Hallock v. Hallock
This text of 2008 MT 387 (Hallock v. Hallock) is published on Counsel Stack Legal Research, covering Montana Supreme Court primary law. Counsel Stack provides free access to over 12 million legal documents including statutes, case law, regulations, and constitutions.
Opinion
CORY HALLOCK, Petitioner and Appellant,
v.
JENNIFER HALLOCK, Respondent and Appellee.
Supreme Court of Montana.
For Appellant: Peter L. Helland, Attorney at Law, Glasgow, Montana
For Appellee: Kay Lynn Lee, Henning & Keedy, Kalispell, Montana
Justice John Warner delivered the Opinion of the Court.
¶1 Pursuant to Section I, Paragraph 3(d)(v), Montana Supreme Court 1996 Internal Operating Rules, as amended in 2003, the following memorandum decision shall not be cited as precedent. It shall be filed as a public document with the Clerk of the Supreme Court and its case title, Supreme Court cause number and disposition shall be included in this Court's quarterly list of noncitable cases published in the Pacific Reporter and Montana Reports.
¶2 The Seventeenth Judicial District Court, Valley County, granted the motion of Jennifer Hallock to modify the parties' parenting plan for their two children. Cory Hallock appeals. We affirm.

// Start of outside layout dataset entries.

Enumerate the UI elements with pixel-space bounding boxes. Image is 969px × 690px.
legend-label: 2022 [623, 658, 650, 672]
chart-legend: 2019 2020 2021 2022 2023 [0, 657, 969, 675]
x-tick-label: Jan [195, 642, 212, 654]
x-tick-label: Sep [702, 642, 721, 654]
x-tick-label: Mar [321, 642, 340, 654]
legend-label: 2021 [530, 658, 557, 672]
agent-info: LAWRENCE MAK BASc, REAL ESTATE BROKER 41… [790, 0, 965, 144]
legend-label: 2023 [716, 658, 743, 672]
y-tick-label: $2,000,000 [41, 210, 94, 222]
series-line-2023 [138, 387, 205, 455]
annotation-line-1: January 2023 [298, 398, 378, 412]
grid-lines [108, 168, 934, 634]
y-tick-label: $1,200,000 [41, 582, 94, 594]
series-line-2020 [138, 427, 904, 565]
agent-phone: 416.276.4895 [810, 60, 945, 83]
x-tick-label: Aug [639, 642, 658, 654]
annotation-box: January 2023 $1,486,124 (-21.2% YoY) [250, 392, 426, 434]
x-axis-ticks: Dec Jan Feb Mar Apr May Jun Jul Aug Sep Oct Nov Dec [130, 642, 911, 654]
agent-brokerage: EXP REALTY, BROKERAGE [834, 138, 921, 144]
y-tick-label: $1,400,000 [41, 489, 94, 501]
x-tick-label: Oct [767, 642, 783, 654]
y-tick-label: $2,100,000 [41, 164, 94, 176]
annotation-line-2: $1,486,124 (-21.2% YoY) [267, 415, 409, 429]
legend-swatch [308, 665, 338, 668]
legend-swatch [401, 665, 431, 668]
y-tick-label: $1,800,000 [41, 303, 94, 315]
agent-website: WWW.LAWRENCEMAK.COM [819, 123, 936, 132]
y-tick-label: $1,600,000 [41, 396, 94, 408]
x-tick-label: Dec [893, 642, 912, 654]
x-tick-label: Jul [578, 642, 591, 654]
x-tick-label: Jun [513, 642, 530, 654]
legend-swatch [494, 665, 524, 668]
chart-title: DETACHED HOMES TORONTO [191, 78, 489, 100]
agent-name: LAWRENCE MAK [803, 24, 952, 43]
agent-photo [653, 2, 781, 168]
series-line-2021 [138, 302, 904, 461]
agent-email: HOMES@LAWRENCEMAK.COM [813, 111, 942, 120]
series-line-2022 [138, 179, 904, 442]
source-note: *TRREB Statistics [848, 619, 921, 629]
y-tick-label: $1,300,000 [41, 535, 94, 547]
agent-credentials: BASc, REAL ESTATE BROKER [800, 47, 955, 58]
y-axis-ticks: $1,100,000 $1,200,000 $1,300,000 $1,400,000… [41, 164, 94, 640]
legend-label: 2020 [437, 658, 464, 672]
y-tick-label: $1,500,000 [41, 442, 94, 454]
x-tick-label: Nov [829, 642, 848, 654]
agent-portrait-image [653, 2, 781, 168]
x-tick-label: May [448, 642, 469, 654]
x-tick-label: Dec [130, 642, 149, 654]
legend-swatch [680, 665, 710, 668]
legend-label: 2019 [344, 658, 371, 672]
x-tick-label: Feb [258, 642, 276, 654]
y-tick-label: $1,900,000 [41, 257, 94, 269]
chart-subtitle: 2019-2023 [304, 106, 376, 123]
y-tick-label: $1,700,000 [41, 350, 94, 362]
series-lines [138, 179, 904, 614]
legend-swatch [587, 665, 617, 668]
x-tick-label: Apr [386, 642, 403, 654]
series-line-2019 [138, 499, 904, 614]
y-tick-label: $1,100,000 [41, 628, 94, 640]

¶3 Cory sets forth six issues on appeal. We restate the issue as whether the District Court's findings of fact are clearly erroneous and whether the court erred in concluding, based on its findings, that a change of circumstances had arisen since it adopted the parties' prior parenting plan.
¶4 We review findings of fact underlying a district court's decision to modify a parenting plan to determine whether the findings are clearly erroneous. We review a district court's determination regarding whether substantial and continuing changed circumstances exist to determine whether it is correct. Jacobsen v. Thomas, 2006 MT 212, ¶ 13, 333 Mont. 323,
¶ 13, 142 P.3d 859, ¶ 13 (citations omitted).
¶5 We have determined to decide this case pursuant to Section I, Paragraph 3(d) of our 1996 Internal Operating Rules, as amended in 2003, which provides for memorandum opinions. There clearly is sufficient evidence in the record to support the District Court's findings of fact, which are not otherwise clearly erroneous. Based on those findings of fact, the court's conclusion of law is correct.
¶6 Affirmed.
JUSTICES JAMES C. NELSON, PATRICIA COTTER, W. WILLIAM LEAPHART, and JIM RICE, concur.